Quel giorno sei venuto e mi hai trovato
afflitto.
– Poveretto, mi hai detto
i giorni vuotano cicuta
nei nostri bicchieri pieni
e io non sono Socrate
per morire tranquillamente in prigione.

Ti ho guardato quando sei caduto sul pavimento,
giallo dipinto di ocra, con un odore che non
distinguevi se era sperma di uomo o incenso.
Hai gridato
– Che almeno mi divorino i cani.

Ieri c’è stato il tuo funerale.

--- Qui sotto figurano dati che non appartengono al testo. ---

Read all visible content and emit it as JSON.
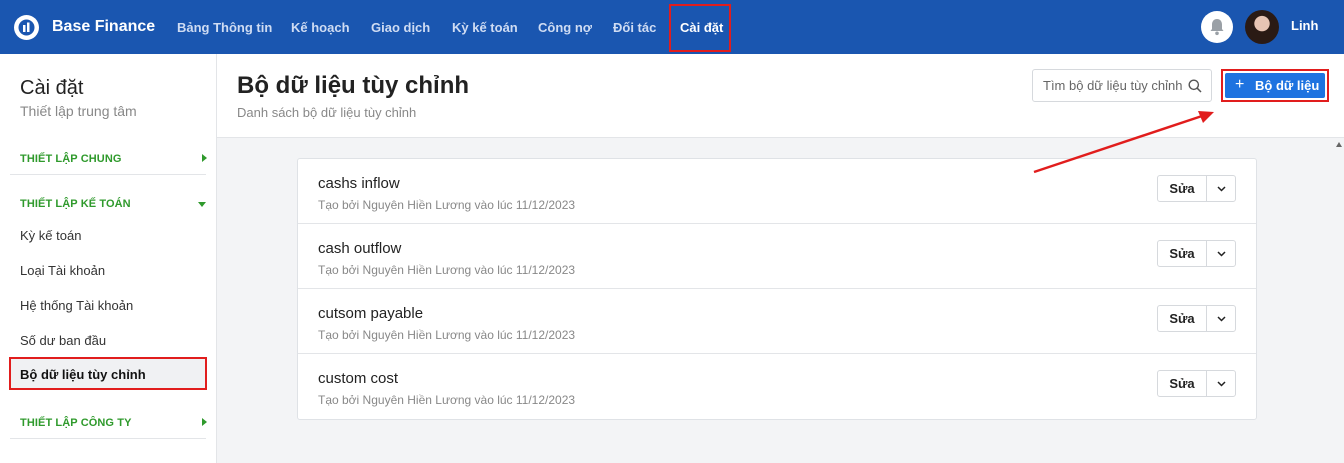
{
  "app": {
    "brand": "Base Finance"
  },
  "nav": {
    "items": [
      "Bảng Thông tin",
      "Kế hoạch",
      "Giao dịch",
      "Kỳ kế toán",
      "Công nợ",
      "Đối tác",
      "Cài đặt"
    ],
    "active": "Cài đặt"
  },
  "user": {
    "name": "Linh"
  },
  "sidebar": {
    "title": "Cài đặt",
    "subtitle": "Thiết lập trung tâm",
    "sections": {
      "general": "THIẾT LẬP CHUNG",
      "accounting": "THIẾT LẬP KẾ TOÁN",
      "company": "THIẾT LẬP CÔNG TY"
    },
    "items": [
      "Kỳ kế toán",
      "Loại Tài khoản",
      "Hệ thống Tài khoản",
      "Số dư ban đầu",
      "Bộ dữ liệu tùy chỉnh"
    ],
    "active": "Bộ dữ liệu tùy chỉnh"
  },
  "page": {
    "title": "Bộ dữ liệu tùy chỉnh",
    "subtitle": "Danh sách bộ dữ liệu tùy chỉnh",
    "search_placeholder": "Tìm bộ dữ liệu tùy chỉnh",
    "add_label": "Bộ dữ liệu"
  },
  "datasets": [
    {
      "name": "cashs inflow",
      "meta": "Tạo bởi Nguyên Hiền Lương vào lúc 11/12/2023",
      "edit": "Sửa"
    },
    {
      "name": "cash outflow",
      "meta": "Tạo bởi Nguyên Hiền Lương vào lúc 11/12/2023",
      "edit": "Sửa"
    },
    {
      "name": "cutsom payable",
      "meta": "Tạo bởi Nguyên Hiền Lương vào lúc 11/12/2023",
      "edit": "Sửa"
    },
    {
      "name": "custom cost",
      "meta": "Tạo bởi Nguyên Hiền Lương vào lúc 11/12/2023",
      "edit": "Sửa"
    }
  ],
  "colors": {
    "header": "#1a56b0",
    "accent": "#1e73e0",
    "section": "#2f9a2c",
    "highlight": "#e11d1d"
  }
}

Non ci sono andato.
Sono rimasto con la mia ombra nella camera
dove ci incontravamo tardi di sabato
bruciando candele di grasso di maiale e incenso.
Ho continuato a bere cicuta.

Ieri c’è stato il tuo funerale.
Io non ci sono andato.

Brezza

Quando arriverai alla stazione
non fare nulla di superfluo
Non andare al chiosco
dai venditori di tabacco o frutta
Te ne starai fermo sotto la grande porta
immobile dentro la luce del giorno
lasciando sulle scarpe la polvere del mondo
nelle linee chiuse delle tue mani
Perché noi, da lontano
ti riconosceremo
sotto l’orologio che segnerà
l’ora perduta.

( le liriche di Yòrgos Chronàs sono nella traduzione italiana di Massimiliano Damaggio)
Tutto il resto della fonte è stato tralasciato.